Throughout, let $k$ denote a field. The affine $n$-space $\mathbb{A}^n$ over $k$ is the set of all $n$-tuples $(k_1,k_2,\ldots,k_n)$ where $k_i\in k$ for all $i$. For a general subset $A\subset \mathbb{A}^n$, the ideal $\mathcal{I}(A)$ is called the ideal of functions vanishing at $A$ and is defined to be

$\mathcal{I}(A)=\{f\in k[x_1,\ldots,x_n]\,:\,f(a_1,\ldots,a_n)=0\text{ for all }(a_1,\ldots,a_n)\in A\}$.

It’s easily verified that $\mathcal{I}(A)$ is indeed an ideal and that it is, by definition, the unique largest ideal of functions which are identically zero on all of $A$. With that in mind, consider the aforementioned example:

Page 660, Example 2. Over any field $k$, the ideal of functions vanishing at $(a_1,\ldots,a_n)\in\mathbb{A}^n$ is a maximal ideal since it is the kernel of a surjective (ring) homomorphism from $k[x_1,\ldots,x_n]$ to the field $k$ given by evaluation at $(a_1,\ldots,a_n)$. It follows that

$\mathcal{I}((a_1,\ldots,a_n))=(x_1-a_1,x_2-a_2,\ldots,x_n-a_n)$.

Proof. As mentioned above, $\mathcal{I}((a_1,\ldots,a_n))$ is certainly an ideal. To show that it’s a maximal ideal in $k[x_1,\ldots,x_n]$, first define $\varphi:k[x_1,\ldots,x_n]\to k$ by the action that sends $f=f(x_1,x_2,\ldots,x_n)$ to the constant $f(a_1,a_2,\ldots,a_n)\in k$. Verifying that this is a ring homomorphism is trivial, and given an element $x$, $x=f(x,0,\ldots,0)$ where $f(x_1,\ldots,x_n)=x_1$ is a polynomial in $k[x_1,\ldots,x_n]$. Moreover, the kernel of $\varphi$ consists precisely of those elements in $f\in k[x_1,\ldots,x_n]$ for which $f(a_1,\ldots,a_n)=0$, whereby it follows that $\ker(\varphi)=\mathcal{I}(A)$ where $A=\{(a_1,\ldots,a_n)\}\subset\mathbb{A}^n$.

Hence, $\varphi$ is a surjective ring homomorphism with kernel $\mathcal{I}(A)$. In particular, by the first (ring) isomorphism theorem, $k[x_1,\ldots,x_n]/\mathcal{I}(A)\cong\text{Im}(\varphi)$ where $\text{Im}(\varphi)=k$ by surjectivity of $\varphi$. Clearly, then, $k[x_1,\ldots,x_n]/\mathcal{I}(A)$ is a field, something that happens if and only if the ideal $\mathcal{I}(A)$ is maximal. Therefore, the first claim is proved.

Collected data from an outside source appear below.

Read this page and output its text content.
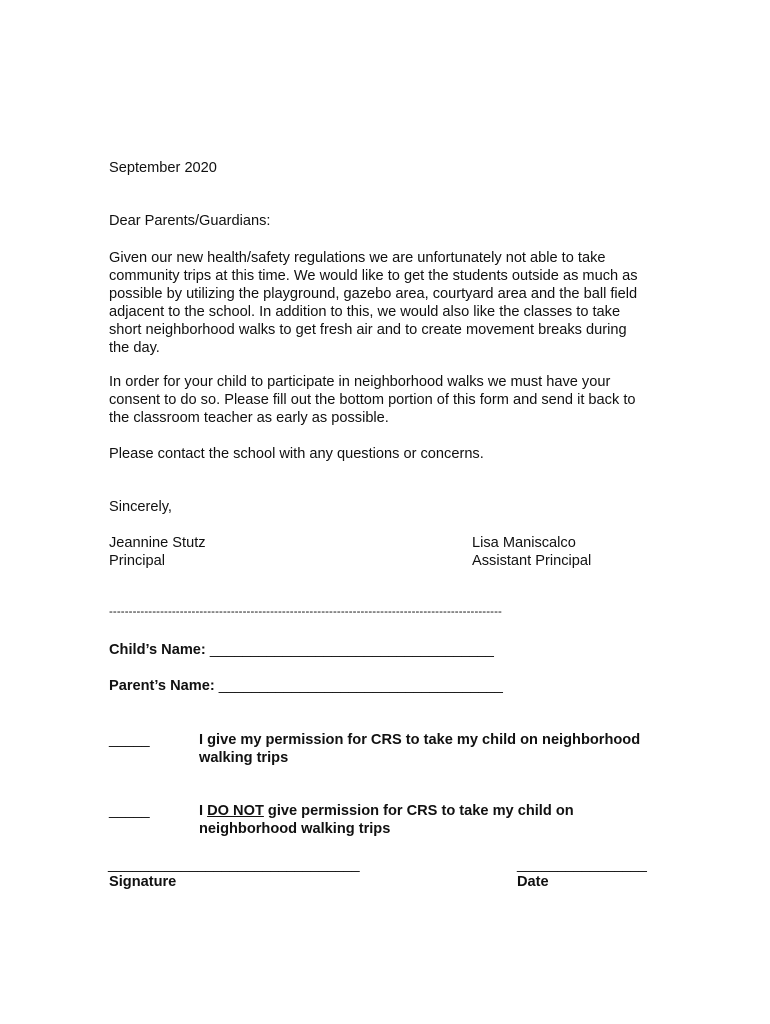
September 2020
Dear Parents/Guardians:
Given our new health/safety regulations we are unfortunately not able to take
community trips at this time. We would like to get the students outside as much as
possible by utilizing the playground, gazebo area, courtyard area and the ball field
adjacent to the school. In addition to this, we would also like the classes to take
short neighborhood walks to get fresh air and to create movement breaks during
the day.
In order for your child to participate in neighborhood walks we must have your
consent to do so. Please fill out the bottom portion of this form and send it back to
the classroom teacher as early as possible.
Please contact the school with any questions or concerns.
Sincerely,
Jeannine Stutz
Principal
Lisa Maniscalco
Assistant Principal
----------------------------------------------------------------------------------------------------
Child’s Name: ___________________________________
Parent’s Name: ___________________________________
_____	I give my permission for CRS to take my child on neighborhood
walking trips
_____	I DO NOT give permission for CRS to take my child on
neighborhood walking trips
_______________________________
Signature
________________
Date
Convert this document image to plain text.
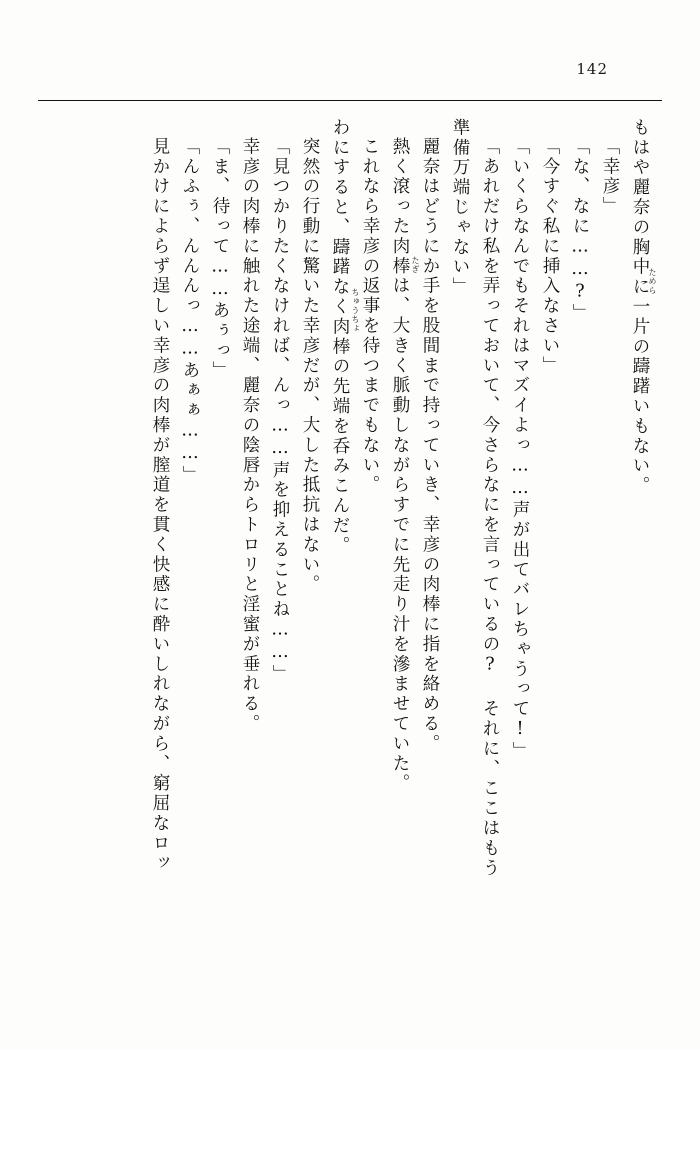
142
もはや麗奈の胸中に一片の躊躇いもない。
「幸彦」
「な、なに……?」
「今すぐ私に挿入なさい」
「いくらなんでもそれはマズイよっ……声が出てバレちゃうって!」
「あれだけ私を弄っておいて、今さらなにを言っているの? それに、ここはもう
準備万端じゃない」
麗奈はどうにか手を股間まで持っていき、幸彦の肉棒に指を絡める。
熱く滾った肉棒は、大きく脈動しながらすでに先走り汁を滲ませていた。 たぎ
これなら幸彦の返事を待つまでもない。
わにすると、躊躇なく肉棒の先端を呑みこんだ。 ちゅうちょ
突然の行動に驚いた幸彦だが、大した抵抗はない。
「見つかりたくなければ、んっ……声を抑えることね……」
幸彦の肉棒に触れた途端、麗奈の陰唇からトロリと淫蜜が垂れる。
「ま、待って……あぅっ」
「んふぅ、んんんっ……あぁぁ……」
見かけによらず逞しい幸彦の肉棒が膣道を貫く快感に酔いしれながら、窮屈なロッ	ためら
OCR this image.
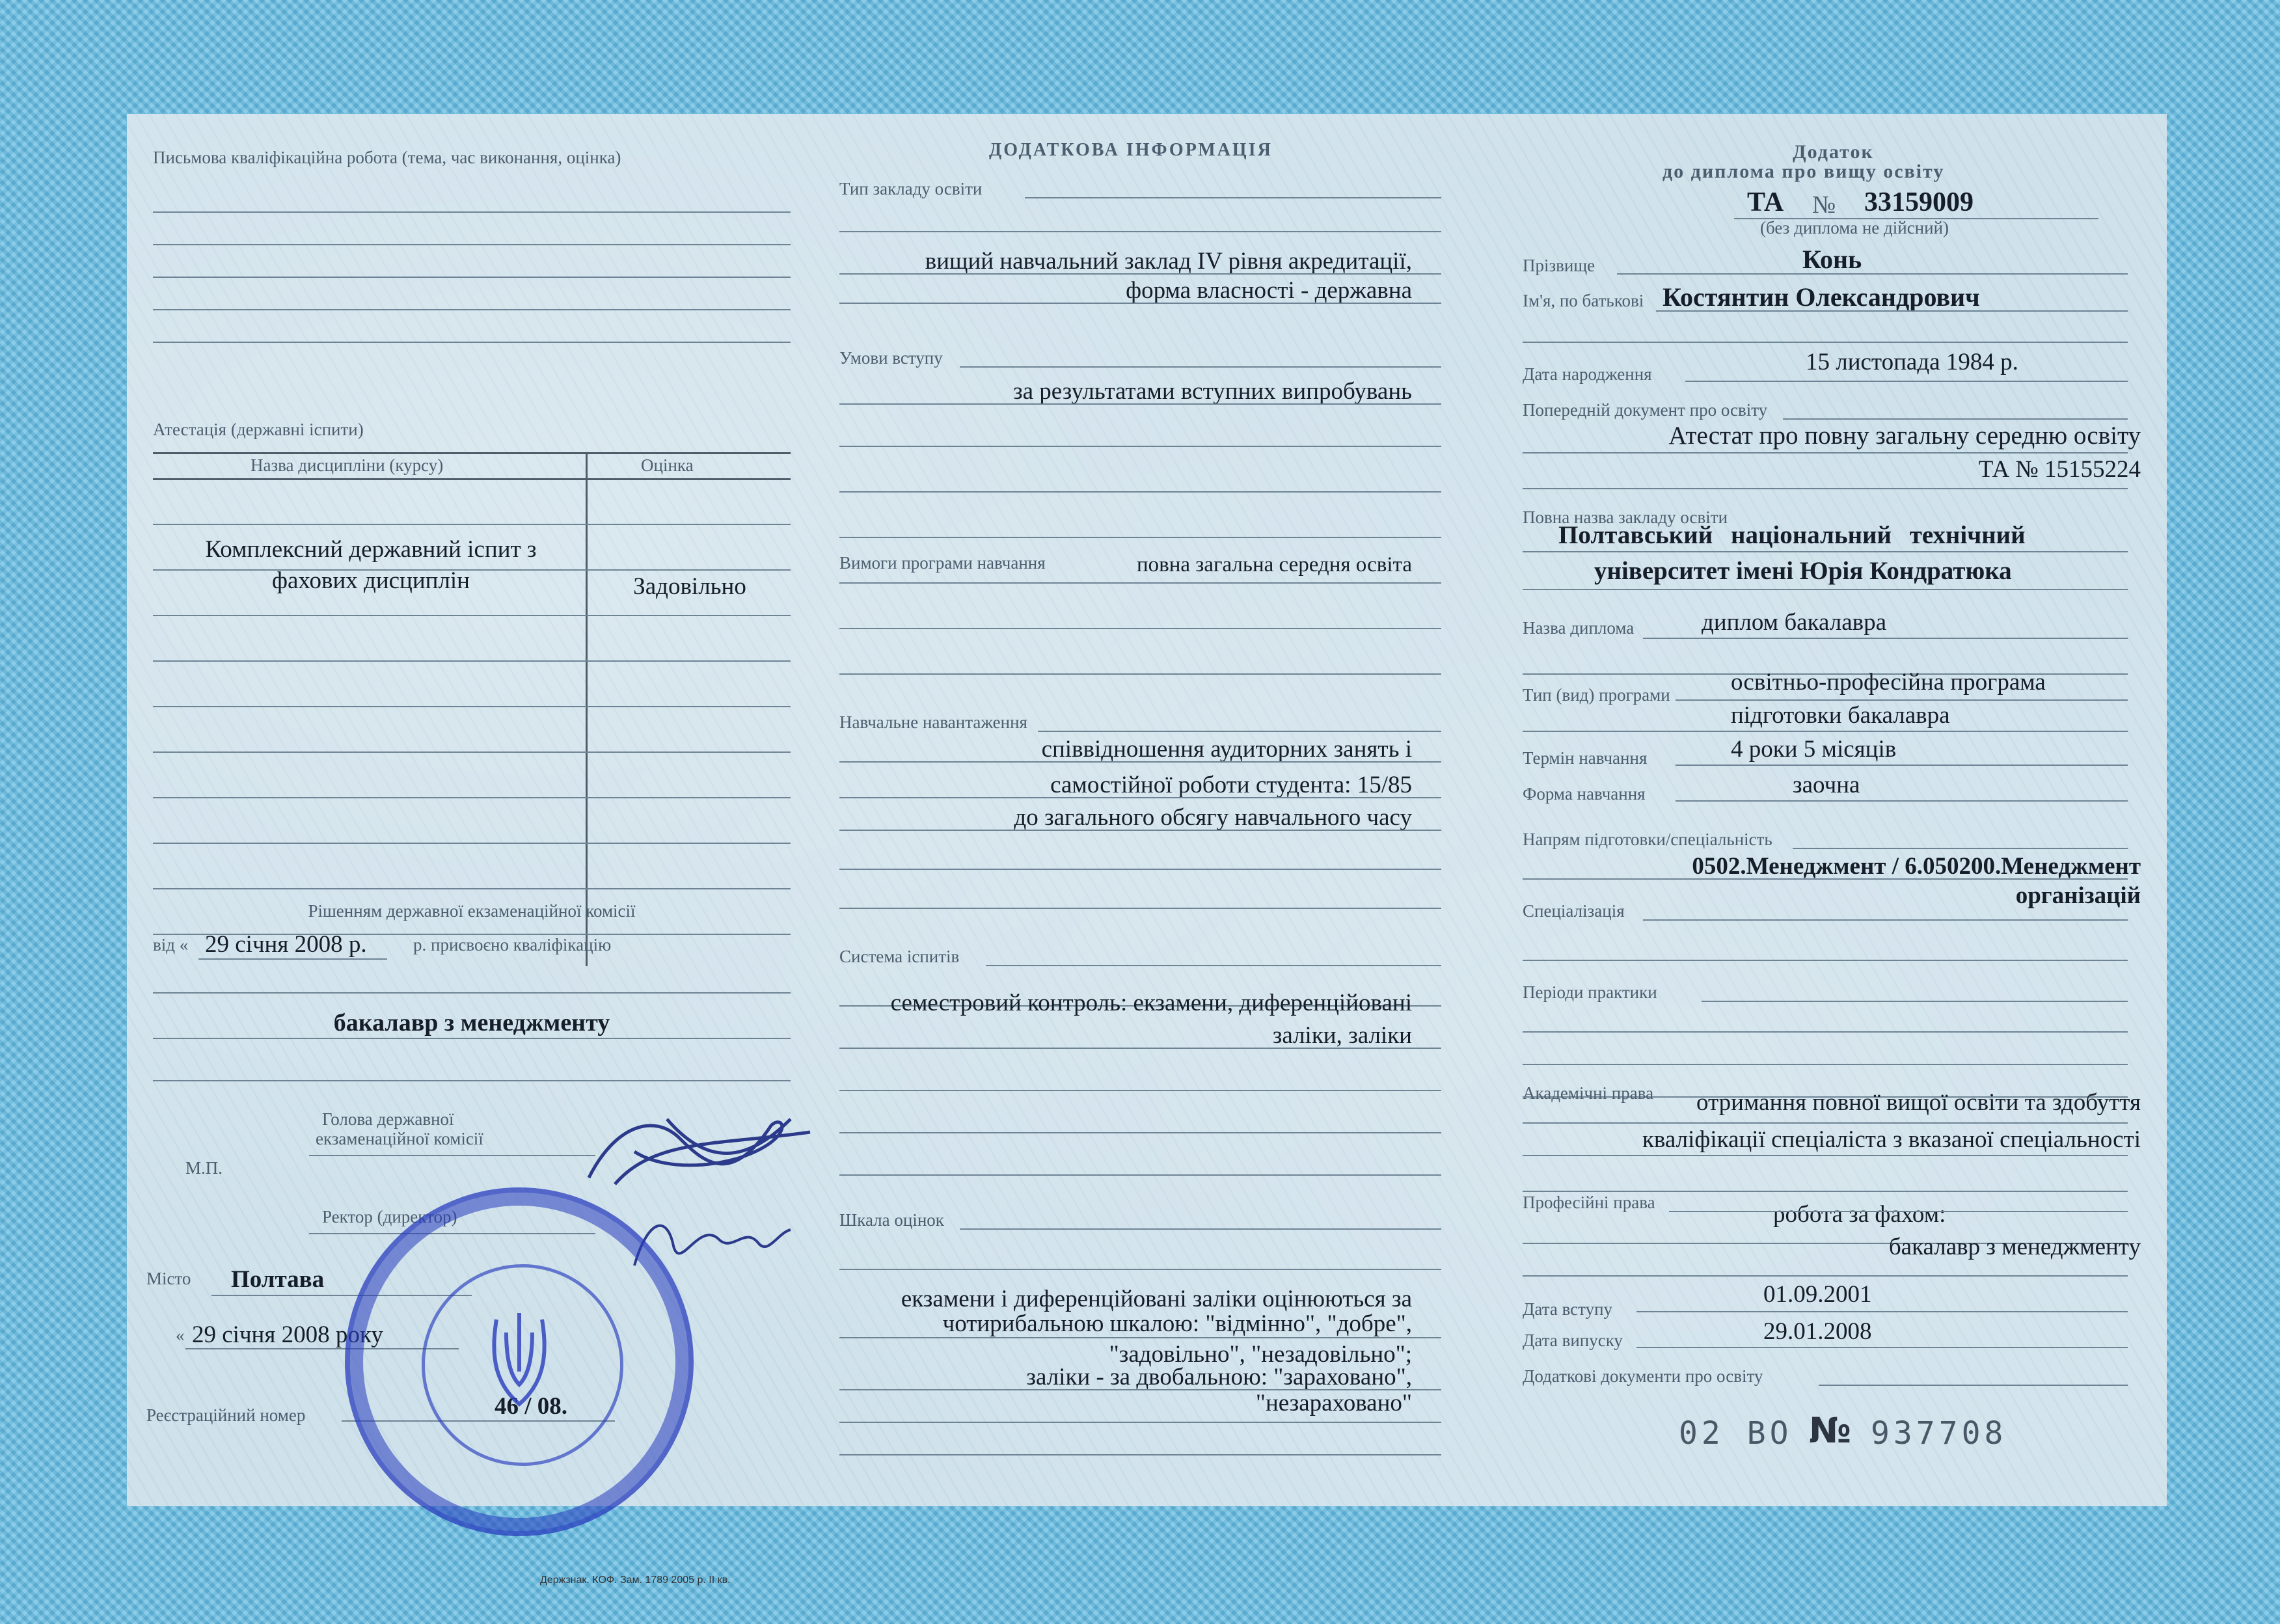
ДОДАТКОВА ІНФОРМАЦІЯ	Додаток
до диплома про вищу освіту
ТА № 33159009
(без диплома не дійсний)
Письмова кваліфікаційна робота (тема, час виконання, оцінка)
Атестація (державні іспити)
Назва дисципліни (курсу)	Оцінка
Комплексний державний іспит з
фахових дисциплін	Задовільно
Рішенням державної екзаменаційної комісії
від « 29 січня 2008 р.	р. присвоєно кваліфікацію
бакалавр з менеджменту
Голова державної
екзаменаційної комісії
М.П.
Ректор (директор)
Місто Полтава
« 29 січня 2008 року
Реєстраційний номер	46 / 08.
Тип закладу освіти
вищий навчальний заклад IV рівня акредитації,
форма власності - державна
Умови вступу
за результатами вступних випробувань
Вимоги програми навчання	повна загальна середня освіта
Навчальне навантаження
співвідношення аудиторних занять і
самостійної роботи студента: 15/85
до загального обсягу навчального часу
Система іспитів
семестровий контроль: екзамени, диференційовані
заліки, заліки
Шкала оцінок
екзамени і диференційовані заліки оцінюються за
чотирибальною шкалою: "відмінно", "добре",
"задовільно", "незадовільно";
заліки - за двобальною: "зараховано",
"незараховано"
Прізвище	Конь
Ім'я, по батькові Костянтин Олександрович
Дата народження	15 листопада 1984 р.
Попередній документ про освіту
Атестат про повну загальну середню освіту
ТА № 15155224
Повна назва закладу освіти
Полтавський національний технічний
університет імені Юрія Кондратюка
Назва диплома	диплом бакалавра
Тип (вид) програми	освітньо-професійна програма
підготовки бакалавра
Термін навчання	4 роки 5 місяців
Форма навчання	заочна
Напрям підготовки/спеціальність
0502.Менеджмент / 6.050200.Менеджмент
організацій
Спеціалізація
Періоди практики
Академічні права	отримання повної вищої освіти та здобуття
кваліфікації спеціаліста з вказаної спеціальності
Професійні права	робота за фахом:
бакалавр з менеджменту
Дата вступу
01.09.2001
Дата випуску	29.01.2008
Додаткові документи про освіту
02 ВО № 937708
Держзнак. КОФ. Зам. 1789 2005 р. II кв.
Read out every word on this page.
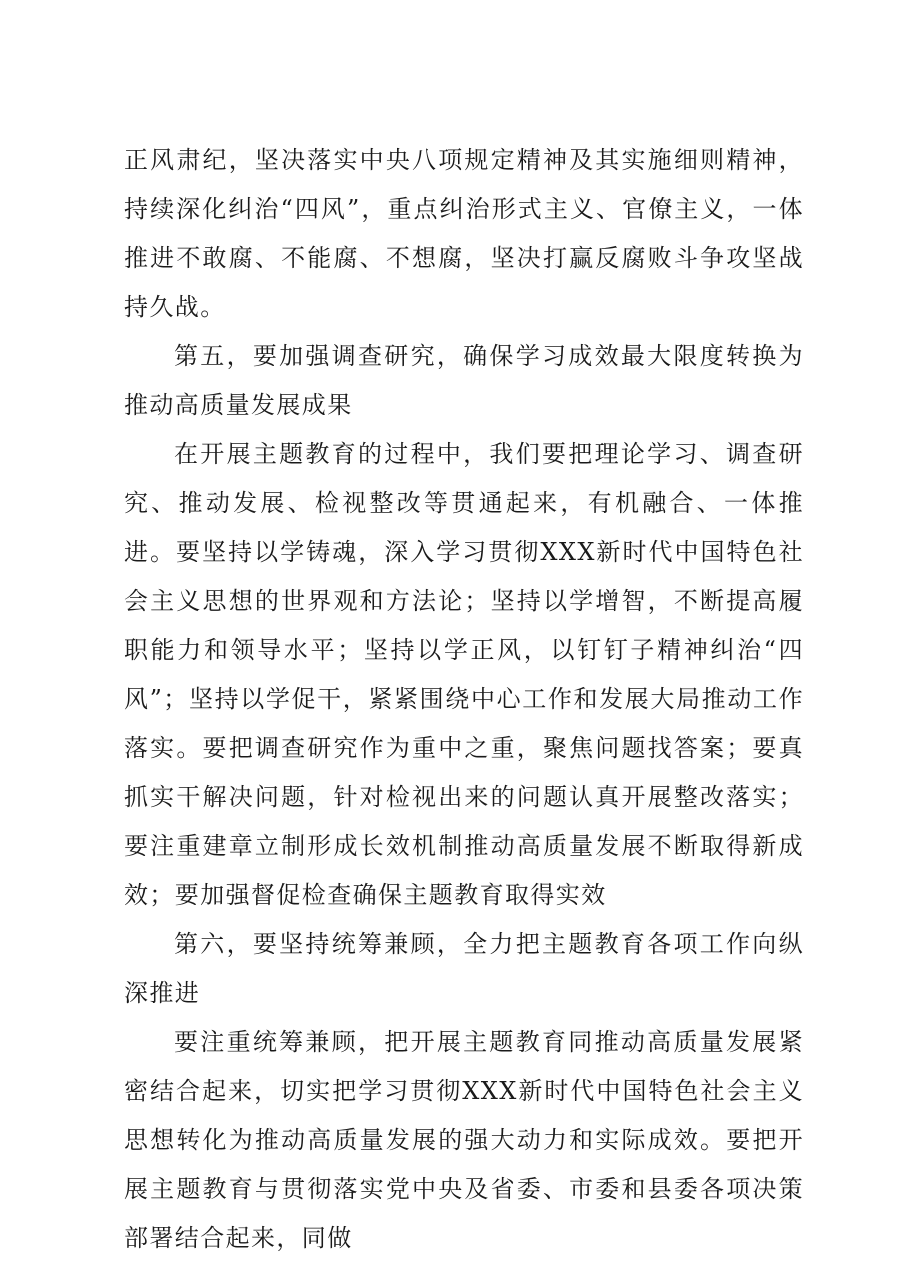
正风肃纪，坚决落实中央八项规定精神及其实施细则精神，持续深化纠治“四风”，重点纠治形式主义、官僚主义，一体推进不敢腐、不能腐、不想腐，坚决打赢反腐败斗争攻坚战持久战。

第五，要加强调查研究，确保学习成效最大限度转换为推动高质量发展成果

在开展主题教育的过程中，我们要把理论学习、调查研究、推动发展、检视整改等贯通起来，有机融合、一体推进。要坚持以学铸魂，深入学习贯彻XXX新时代中国特色社会主义思想的世界观和方法论；坚持以学增智，不断提高履职能力和领导水平；坚持以学正风，以钉钉子精神纠治“四风”；坚持以学促干，紧紧围绕中心工作和发展大局推动工作落实。要把调查研究作为重中之重，聚焦问题找答案；要真抓实干解决问题，针对检视出来的问题认真开展整改落实；要注重建章立制形成长效机制推动高质量发展不断取得新成效；要加强督促检查确保主题教育取得实效

第六，要坚持统筹兼顾，全力把主题教育各项工作向纵深推进

要注重统筹兼顾，把开展主题教育同推动高质量发展紧密结合起来，切实把学习贯彻XXX新时代中国特色社会主义思想转化为推动高质量发展的强大动力和实际成效。要把开展主题教育与贯彻落实党中央及省委、市委和县委各项决策部署结合起来，同做
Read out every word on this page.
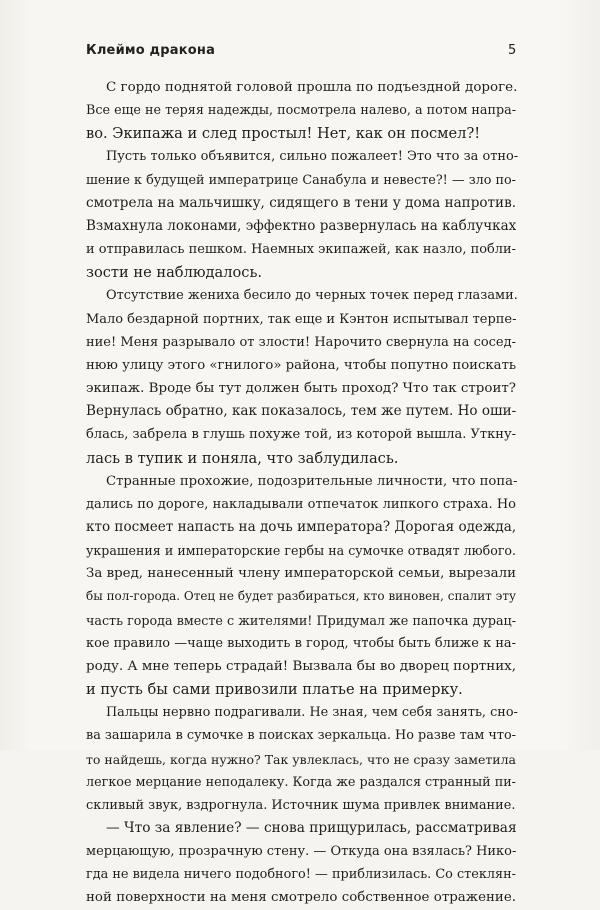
Клеймо дракона	5

С гордо поднятой головой прошла по подъездной дороге.
Все еще не теряя надежды, посмотрела налево, а потом напра-
во. Экипажа и след простыл! Нет, как он посмел?!

Пусть только объявится, сильно пожалеет! Это что за отно-
шение к будущей императрице Санабула и невесте?! — зло по-
смотрела на мальчишку, сидящего в тени у дома напротив.
Взмахнула локонами, эффектно развернулась на каблучках
и отправилась пешком. Наемных экипажей, как назло, побли-
зости не наблюдалось.

Отсутствие жениха бесило до черных точек перед глазами.
Мало бездарной портних, так еще и Кэнтон испытывал терпе-
ние! Меня разрывало от злости! Нарочито свернула на сосед-
нюю улицу этого «гнилого» района, чтобы попутно поискать
экипаж. Вроде бы тут должен быть проход? Что так строит?
Вернулась обратно, как показалось, тем же путем. Но оши-
блась, забрела в глушь похуже той, из которой вышла. Уткну-
лась в тупик и поняла, что заблудилась.

Странные прохожие, подозрительные личности, что попа-
дались по дороге, накладывали отпечаток липкого страха. Но
кто посмеет напасть на дочь императора? Дорогая одежда,
украшения и императорские гербы на сумочке отвадят любого.
За вред, нанесенный члену императорской семьи, вырезали
бы пол-города. Отец не будет разбираться, кто виновен, спалит эту
часть города вместе с жителями! Придумал же папочка дурац-
кое правило —чаще выходить в город, чтобы быть ближе к на-
роду. А мне теперь страдай! Вызвала бы во дворец портних,
и пусть бы сами привозили платье на примерку.

Пальцы нервно подрагивали. Не зная, чем себя занять, сно-
ва зашарила в сумочке в поисках зеркальца. Но разве там что-
то найдешь, когда нужно? Так увлеклась, что не сразу заметила
легкое мерцание неподалеку. Когда же раздался странный пи-
скливый звук, вздрогнула. Источник шума привлек внимание.

— Что за явление? — снова прищурилась, рассматривая
мерцающую, прозрачную стену. — Откуда она взялась? Нико-
гда не видела ничего подобного! — приблизилась. Со стеклян-
ной поверхности на меня смотрело собственное отражение.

For the second claim, note that the ideal $(x_1-a_1,\ldots,x_n-a_n)$ is an ideal that vanishes precisely on $A$. Clearly, then, $\mathcal{I}(A)\supseteq (x_1-a_1,\ldots,x_n-a_n)$. On the other hand, an element $f\in\mathcal{I}(A)$ is an element that vanishes at the point $(a_1,\ldots,a_n)$, whereby it follows that

$\displaystyle f(x_1,\ldots,x_n)=g(x_1,\ldots,x_n)\prod_{i=1}^n(x_i-a_i)^{\alpha_i}$

for some positive powers $\alpha_i$. Then, clearly, $f\in (x_1-a_1,\ldots,x_n-a_n)$ and so $\mathcal{I}(A)\subseteq (x_1-a_1,\ldots,x_n-a_n)$. This concludes the proof.   $\square$